Our research project for the Ecosystem Based Management group at UCSB is in need of this exact tool in order to extract raster statistics based on a vector watersheds layer. ArcGIS and GRASS both have *some* of the capabilities we need through the Zonal_Statistics and v.rast.stats functions respectively. However they have their limitations and neither really handles categorical raster summaries by polygon. StarSpan looks like a more efficient option in terms of speed, scriptability and capabilities.

Installation is very smooth. It requires a recent version of GDAL (>= 1.2.6) and GEOS (>= 2.1.2). Once the dependencies are met, compilation on a unix system is as easy as configure, make, make install (There are also Windows binaries available). There is a single command line interface for all the functionality and StarSpan is able to handle all GDAL rasters and OGR vectors.

For classified rasters such as a land cover raster, we'd like to get the number of pixels for each landcover class by watershed. StarSpan creates a nice, normalized csv with three columns; The vector feature id, the raster value, and the number of pixels. There will be up to (number of features X number of classes) rows.

starspan --vector watershed.shp --raster landcover.tif --count-by-class landcover_by_watershed.csv

In order to find the percentage of a given raster class for each watershed, you can bring the csv into a relational database and do a quick SQL query.
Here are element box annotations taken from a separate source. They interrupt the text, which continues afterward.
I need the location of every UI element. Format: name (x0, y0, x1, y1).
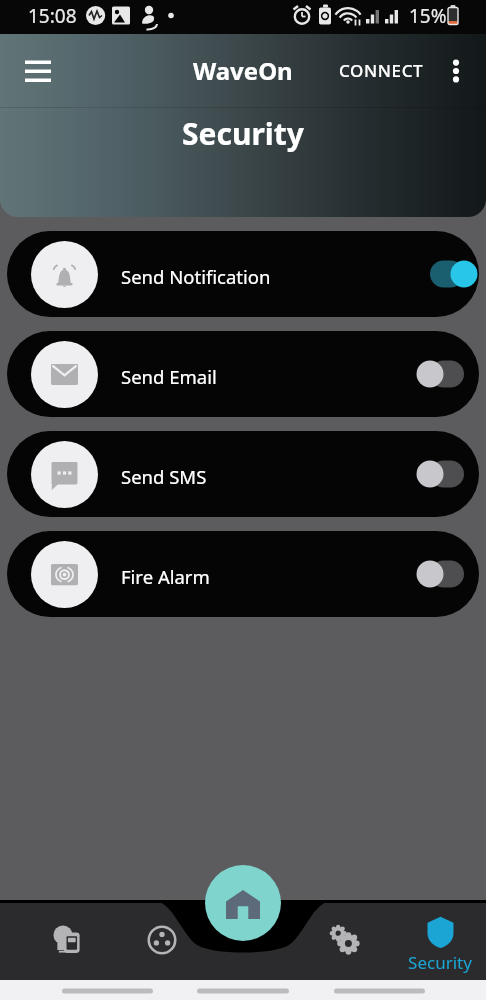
button[interactable]: Send Email (7, 331, 479, 417)
staticText: Security (182, 113, 304, 154)
button[interactable]: Menu (12, 45, 64, 97)
button[interactable]: Outlets (119, 900, 205, 980)
button[interactable]: CONNECT (329, 47, 434, 94)
staticText: Security (408, 951, 472, 974)
button[interactable]: More options (434, 49, 478, 93)
button[interactable]: Toggle Fire Alarm (409, 546, 471, 602)
staticText: Send Notification (121, 264, 271, 289)
button[interactable]: Devices (22, 900, 108, 980)
button[interactable]: Security (397, 900, 483, 980)
staticText: CONNECT (339, 59, 424, 82)
button[interactable]: Toggle Send SMS (409, 446, 471, 502)
button[interactable]: Toggle Send Email (409, 346, 471, 402)
button[interactable]: Toggle Send Notification (409, 246, 471, 302)
button[interactable]: Home (205, 865, 281, 941)
staticText: 15% (409, 3, 447, 29)
staticText: 15:08 (28, 3, 77, 29)
staticText: Send SMS (121, 464, 207, 489)
staticText: Send Email (121, 364, 217, 389)
staticText: WaveOn (193, 54, 293, 87)
button[interactable]: Settings (302, 900, 388, 980)
button[interactable]: Fire Alarm (7, 531, 479, 617)
button[interactable]: Send SMS (7, 431, 479, 517)
button[interactable]: Send Notification (7, 231, 479, 317)
staticText: Fire Alarm (121, 564, 210, 589)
Here's an example of finding the percentage of cropland (class value is 12) for each watershed:

`SELECT t.fid AS fid, (t.count::numeric / s.total::numeric) * 100 AS percentage_cropland FROM landcover_by_watershed t, (SELECT fid, sum(count) AS total FROM lancover_by_watershed GROUP BY fid) as s WHERE t.fid = s.fid AND t.class = 12;`

Which gives us...

`fid | percentage_cropland -----+------------------------------------------------ 1 | 28.571428571428571429 2 | 71.428571428571428571 3 | 36.363636363636363636 4 | 63.636363636363636364`

For continuous surfaces such as elevations and slopes, we'll need to get quantitative statistics of those rasters by watershed. StarSpan can easily generate averages, mode, standard deviation, min and max:

starspan --vector watershed.shp --raster slope.tif --stats slope_stats.csv avg mode stdev min max

Which outputs a csv with one row per feature identified by feature id and each stat as a column:

`FID,numPixels,avg_Band1,mode_Band1,stdev_Band1,min_Band1,max_Band1 1,25921,34.694822,38.917000,14.491952,0.347465,66.241035 2,21755,7.965552,0.000000,5.484245,0.000000,42.017155 ...`

While I can confirm that these small test cases work very quickly and give us pretty much the exact outputs we need, it will be interesting to see how well it stacks up to ArcGIS and GRASS when it comes to cranking out the big datasets. We'll likely try all three methods and I'll make sure to post the results.

Oh and the comparison between StarSpan and GRASS may become at moot point in the future since there is talk about integrating it with the GRASS project. While a GRASS module would be nice, not everyone has GRASS installed so I would hope the stand-alone version is still maintained since it can deal with pretty much any vector or raster data source.